– Ты неуязвим, мой мальчик,– сказал знакомый голос, и в воздухе на высоте моего лица от спирали вытянулся короткий побег, на конце которого мгновенно набух голубой бутон, а когда он раскрылся, на его дне замерцал чей-то живой глаз. Глаз, вздрогнув, уставился на меня, я даже рассмотрел, как отражаюсь там в черном зрачке радужной капелькой.
– Кто ты? – спросил голос.
И я, Наставник седьмой степени, кавалер ордена Правды, впервые ответил:
– … не знаю…
И мягкая сила вновь подхватила меня бережным и несокрушимым приливом могучей воли.
Глава четвертая
Свет в больничной палате опять отчаянно замигал и погас. Квадратная комната не имела окон, и я остался в полной темноте с открытыми глазами. Вот уже третий день, как я в постели.
Я плохо помню, что было со мной после того, как побывал в пирамиде супермозга. По словам дежурной сестры – меня нашли утром на заднем дворе, на мне вместо мундира наставника была патрульная форма. Что-то выкрикивая, я потерянно бродил по крохотному бетонному пятачку и что-то лихорадочно искал в кучах мусора, разрывая его металлическим щупом. Когда меня окликнули по званию, я потерял сознание и упал…
Свет снова ослепительно вспыхнул (сколько мы еще сможем протянуть в этом мире, где нет больше источника высшей Правильности?), и в палату вошла медсестра с оранжевой масочкой на лице.
– Верный вечер, Наставник-семь.
– Верный… верный…
– Ваш ужин.
Она поставила на столик поднос с кружкой жидкого кау и тарелкой витаминных палочек.
– Спасибо… простите, но кто раздевал меня три дня назад, ну, в тот день, когда?..
– Я, Наставник.
– Скажите, вы ничего не обнаружили странного в карманах?
Она замолчала, ее глаза в прорезях масочки смотрели с явным испугом.
– Не пугайтесь, по рангу Наставник может спросить об этом.
– Я нашла у вас оружие… линзер, но он был испорчен.

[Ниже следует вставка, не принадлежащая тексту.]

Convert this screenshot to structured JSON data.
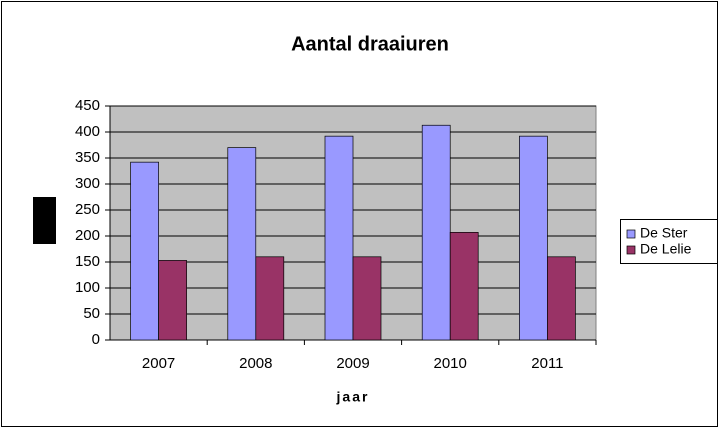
{
  "chart_data": {
    "type": "bar",
    "title": "Aantal draaiuren",
    "x_label": "jaar",
    "categories": [
      "2007",
      "2008",
      "2009",
      "2010",
      "2011"
    ],
    "series": [
      {
        "name": "De Ster",
        "color": "#9999ff",
        "values": [
          342,
          370,
          392,
          413,
          392
        ]
      },
      {
        "name": "De Lelie",
        "color": "#993366",
        "values": [
          153,
          160,
          160,
          207,
          160
        ]
      }
    ],
    "ylim": [
      0,
      450
    ],
    "yticks": [
      0,
      50,
      100,
      150,
      200,
      250,
      300,
      350,
      400,
      450
    ],
    "grid": true,
    "legend": "right"
  }
}
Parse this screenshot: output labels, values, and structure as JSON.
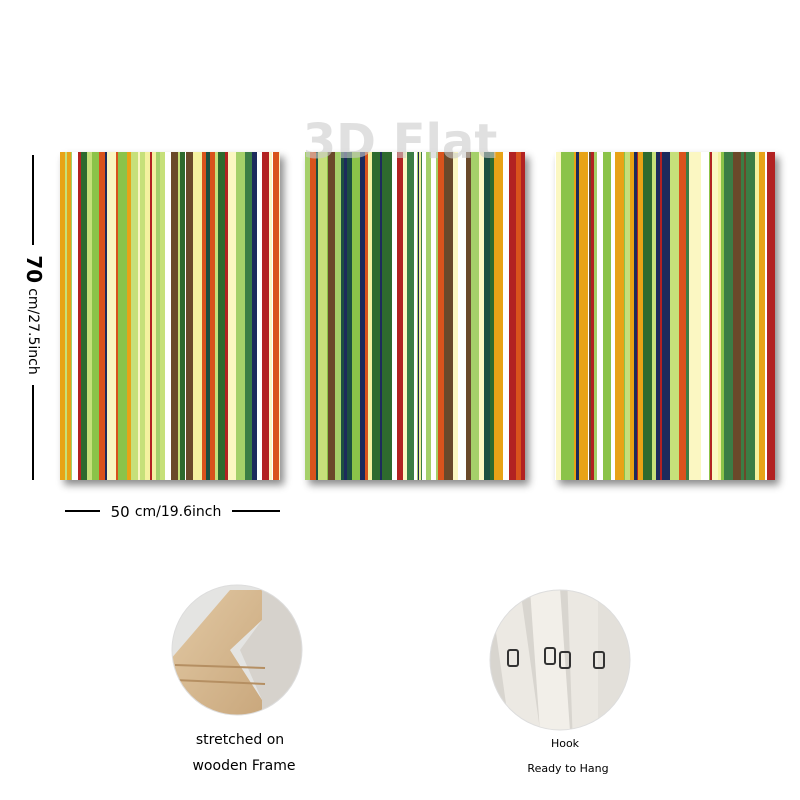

– Ах, я не об этом… Вы не находили такой необычный предмет в форме яйца?
Впрочем, по ее глазам было видно, что она ничего не нашла.

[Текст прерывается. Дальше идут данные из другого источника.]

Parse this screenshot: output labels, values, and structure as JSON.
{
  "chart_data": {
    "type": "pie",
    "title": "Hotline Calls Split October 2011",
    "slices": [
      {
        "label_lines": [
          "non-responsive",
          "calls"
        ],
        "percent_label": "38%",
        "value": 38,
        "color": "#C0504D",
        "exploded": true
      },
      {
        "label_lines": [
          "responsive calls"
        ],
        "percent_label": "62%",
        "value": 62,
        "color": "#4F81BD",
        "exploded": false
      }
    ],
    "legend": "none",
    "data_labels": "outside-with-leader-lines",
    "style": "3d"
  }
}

– Нет, нет, Наставиик-семь.
И вот тут случилось невероятное!
Внезапно на клавише у двери вспыхнул уже забытый желтый цвет срочного вызова и мелодичный голос пропел: «Наставника Шонгера к его величеству Директору Правильной школы».
Мы оба окаменели.
– Наставника Шонгера к его величеству, срочно…
– Вы… вы слышали, сестра?
– Да… вас к Директору.
– Где моя форма? Быстро!
Через несколько минут, еще слабый, но уже чувствуя прилив необыкновенного восторга, я вышел в коридор. Весть о том, что меня вызывал Директор, молнией пронеслась по всей школе, и, когда я почти бегом пробежал от лазарета через туннель до главного корпуса, встречные наставники провожали меня испуганными глазами.
Сердце отчаянно колотилось в груди – после двух лет мертвого молчания его величество первым вызвал меня! – я еще успел забежать к себе в кабинет и захватить папку для доклада.
– Наставник Шонгер, наставник Шонгер, срочно, срочно…– шептала маска связи на стене.
К лифту на священный верхний этаж я просто прибежал, а вот и заветная высоченная дверь, черная, как ночь, с золотой табличкой: «Директор Правильной школы эры Абсолютной правильности его величество наставник высшей степени». Я с трепетом нажал клавиш вызова.
Вот слышны легкие шаги, затем ключ в замке повернулся, я вошел на непослушных ногах. Директор уже сидел за огромным письменным столом, на котором горела тусклая лампа. Шторы на окне были наглухо задернуты. В помещении стоял аромат затхлой тишины и пыли. Он так любил. И смотрел на меня хмуро и враждебно. В первую минуту мне показалось, что это совсем не Директор, его лицо изменилось совершенно, щеки провалились, зато нос по-птичьи заострился и вытянулся над губой, кроме того, он был одет не по уставу; исполинский каштановый парик до плеч и черный цилиндр венчали голову.
– Садитесь,– сказал его величество каким-то странным знакомым голосом.
– Желаю верности, ваше величество,– произнес я условную форму приветствия № 2, что означало особую готовность к откровенному разговору, но директор не ответил по инструкции, а вздохнул, продолжая рассматривать меня пристальным, даже злобным взглядом. За его плечами что-то плеснуло тяжелым широким взмахом. Что, я не успел рассмотреть.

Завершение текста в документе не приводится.